EKONOMI kreatif yang  mulai dikenal luas sejak munculnya buku The Creative Economy: How People Make Money from Ideas yang ditulis oleh John Howkins kini sudah mulai terasa dampaknya terhadap perekonomian di Indonesia, Pada tahun 2015 sektor ini menyumbang Rp 852 triliun atau 7,38 persen dari Produk Domestik Bruto (PDB). Lalu pada tahun 2016 sektor ekonomi kreatif menyumbang PDB sebesar Rp 922,58 triliun dan menyerap tenaga kerja sebanyak 13,47 persen. Tahun 2017 menyumbang Rp 990 triliun dan menyerap tenaga kerja sebanyak 17,4 persen dan bahkan tahun ini diproyeksikan menyumbang PDB sebesar Rp 1.041 triliun dan menyerap tenaga kerja sebanyak 18,2 persen.

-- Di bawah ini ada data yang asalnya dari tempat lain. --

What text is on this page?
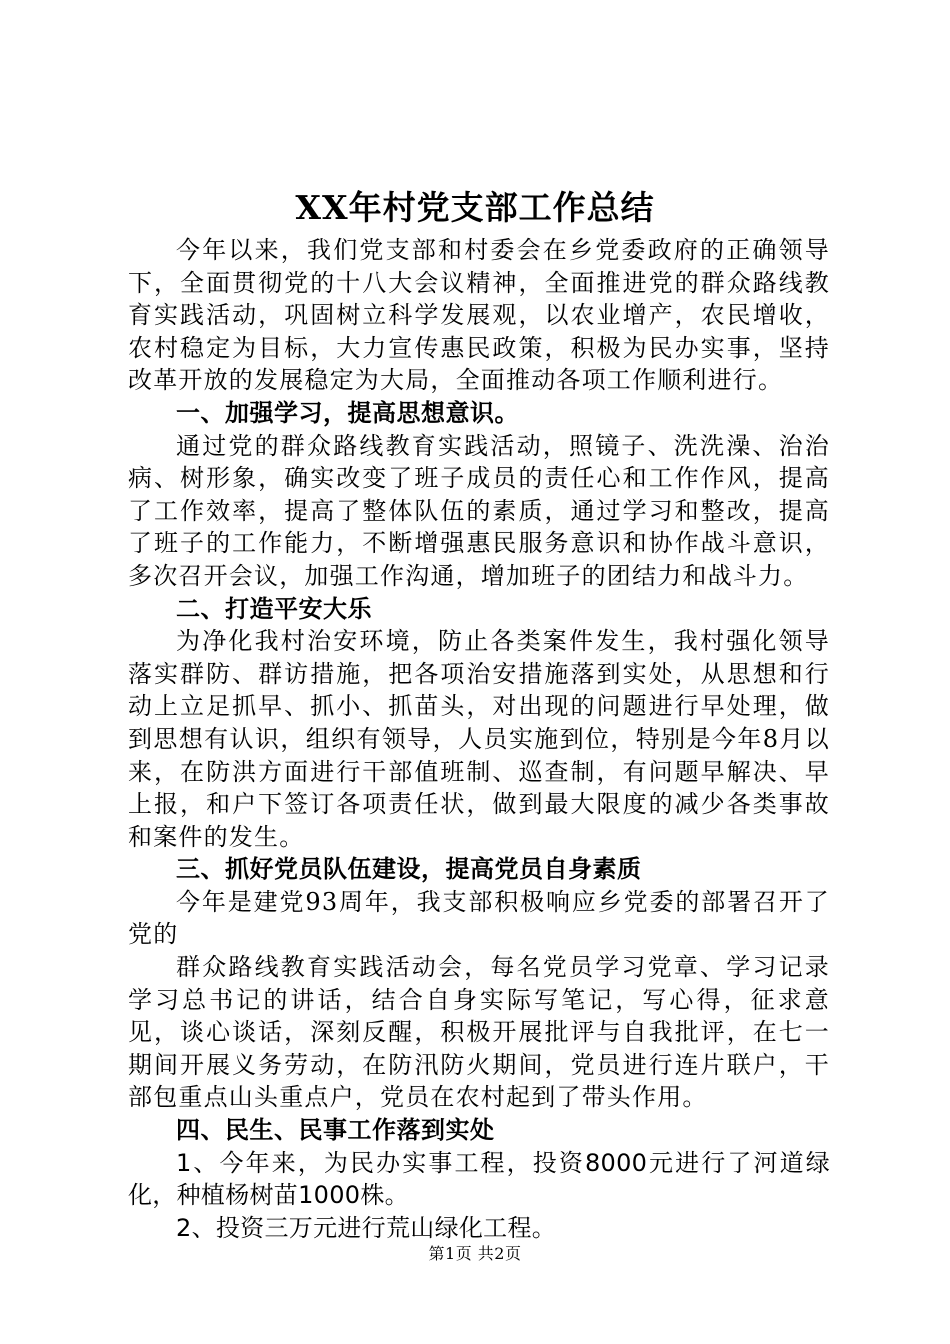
XX年村党支部工作总结

今年以来，我们党支部和村委会在乡党委政府的正确领导下，全面贯彻党的十八大会议精神，全面推进党的群众路线教育实践活动，巩固树立科学发展观，以农业增产，农民增收，农村稳定为目标，大力宣传惠民政策，积极为民办实事，坚持改革开放的发展稳定为大局，全面推动各项工作顺利进行。

一、加强学习，提高思想意识。

通过党的群众路线教育实践活动，照镜子、洗洗澡、治治病、树形象，确实改变了班子成员的责任心和工作作风，提高了工作效率，提高了整体队伍的素质，通过学习和整改，提高了班子的工作能力，不断增强惠民服务意识和协作战斗意识，多次召开会议，加强工作沟通，增加班子的团结力和战斗力。

二、打造平安大乐

为净化我村治安环境，防止各类案件发生，我村强化领导落实群防、群访措施，把各项治安措施落到实处，从思想和行动上立足抓早、抓小、抓苗头，对出现的问题进行早处理，做到思想有认识，组织有领导，人员实施到位，特别是今年8月以来，在防洪方面进行干部值班制、巡查制，有问题早解决、早上报，和户下签订各项责任状，做到最大限度的减少各类事故和案件的发生。

三、抓好党员队伍建设，提高党员自身素质

今年是建党93周年，我支部积极响应乡党委的部署召开了党的

群众路线教育实践活动会，每名党员学习党章、学习记录学习总书记的讲话，结合自身实际写笔记，写心得，征求意见，谈心谈话，深刻反醒，积极开展批评与自我批评，在七一期间开展义务劳动，在防汛防火期间，党员进行连片联户，干部包重点山头重点户，党员在农村起到了带头作用。

四、民生、民事工作落到实处

1、今年来，为民办实事工程，投资8000元进行了河道绿化，种植杨树苗1000株。

2、投资三万元进行荒山绿化工程。

第1页 共2页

Jika Indonesia mampu mengoptimalkan hal tersebut maka tidak berlebihan rasanya jika McKinsey Global Institute meramalkan bahwa masa depan ekonomi Indonesia akan gemilang pada 2030. Hal itu didasari dari Indonesia yang memiliki kurang lebih 45 juta konsumen aktif dan akan bertambah menjadi 135 juta pada tahun 2030, populasi anak muda yang menjadi tumpuan ekonomi kreatif tumbuh lebih cepat dan berpotensi akan memberi kekuatan tersendiri untuk meningkatkan pemasukan negara.

RANCANGAN APBD KABUPATEN CIAMIS TA 2021

Ekonomi kreatif adalah konsep ekonomi di era ekonomi baru yang mengintegrasikan informasi dan kreativitas dengan mengandalkan ide dari Sumber Daya Manusia (SDM) sebagai faktor produksi utama dalam kegiatan perekonomiannya.

Revolusi industri 4.0 juga menjadikan ekonomi kreatif menjadi salah satu isu strategis yang layak mendapatkan perhatian khusus sebagai pilihan strategi memenangkan persaingan global dengan optimalisasi penggunaan teknologi informasi.

Hal ini tentunya sulit untuk dikembangkan jika kemampuan Pelaku Ekonomi Kreatif masih sulit menjual produknya dikarenakan teknik Pemasaran yang kurang tepat. Kita memerlukan Marketer atau Pemasar yang handal guna membantu pelaku Ekonomi Kreatif memasarkan produknya secara tepat karena banyak produk kreatif yang sudah dihasilkan namun ketika berhadapan dengan pasar, metode pemasaran yang digunakan masih kurang tepat. Jika seperti itu, maka anak muda di Indonesia hanya akan jadi lebih konsumtif karena produk-produk di Indonesia sendiri pun tidak mampu bersaing dengan produk lain.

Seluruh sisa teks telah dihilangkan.